JARID1B-Mediated H3K4me3 Demethylation Promotes Cisplatin Resistance in Oral Squamous Cell Carcinoma Cells via the miR-495-3p/FUBP1 Axis
摘要
Cisplatin (DDP) is a commonly used chemotherapeutic drug for oral squamous cell carcinoma (OSCC) clinical treatment. However, DDP resistance often brings about treatment failure. This study aims to demonstrate the mechanism of JARID1B in DDP-resistance of OSCC cells. Tissue specimens of OSCC and adjacent normal tissues were collected and OSCC cell lines resistant to DDP were established, followed by measurement of JARID1B, H3K4me3, miR-495-3p and FUBP1 levels. CCK-8 was used to detect the IC50 value. Cell proliferation and apoptosis were assayed.
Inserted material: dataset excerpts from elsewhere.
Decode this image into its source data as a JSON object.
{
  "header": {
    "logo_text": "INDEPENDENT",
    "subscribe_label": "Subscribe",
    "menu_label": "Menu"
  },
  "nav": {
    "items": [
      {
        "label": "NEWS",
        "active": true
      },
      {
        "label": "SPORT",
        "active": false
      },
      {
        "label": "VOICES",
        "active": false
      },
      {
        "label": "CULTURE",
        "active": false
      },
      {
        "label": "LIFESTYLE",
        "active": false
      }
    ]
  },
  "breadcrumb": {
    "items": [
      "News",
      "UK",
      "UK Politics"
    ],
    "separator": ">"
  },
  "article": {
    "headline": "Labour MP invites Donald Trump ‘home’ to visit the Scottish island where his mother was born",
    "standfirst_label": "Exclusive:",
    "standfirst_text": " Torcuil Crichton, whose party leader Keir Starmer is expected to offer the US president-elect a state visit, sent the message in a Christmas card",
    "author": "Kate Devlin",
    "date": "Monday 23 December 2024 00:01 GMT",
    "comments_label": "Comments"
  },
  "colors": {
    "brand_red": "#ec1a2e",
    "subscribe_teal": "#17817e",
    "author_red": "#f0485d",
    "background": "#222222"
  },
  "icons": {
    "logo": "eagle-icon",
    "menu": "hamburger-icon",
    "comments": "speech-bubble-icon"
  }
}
The enrichment of JARID1B and H3K4me3 on the miR-495-3p promoter was assayed via ChIP. The binding between miR-495-3p and FUBP1 was confirmed via dual-luciferase reporter assay. Results showed that JARID1B and FUBP1 were highly expressed in OSCC, while miR-495-3p was lowly expressed. After inhibiting JARID1B expression in OSCC cells, cell proliferation was decreased, apoptosis was increased, and cell resistance to DDP was reduced. JARID1B downregulation increased H3K4me3 levels and promoted miR-495-3p expression, which promoted the binding of miR-495-3p to FUBP1, thus downregulating FUBP1 transcription. FUBP1 overexpression or miR-495-3p downregulation partially reversed the inhibitory effect of JARID1B downregulation on DDP resistance of OSCC cells. In conclusion, JARID1B-mediated H3K4me3 demethylation promotes DDP resistance in OSCC cells through the miR-495-3p/FUBP1 axis.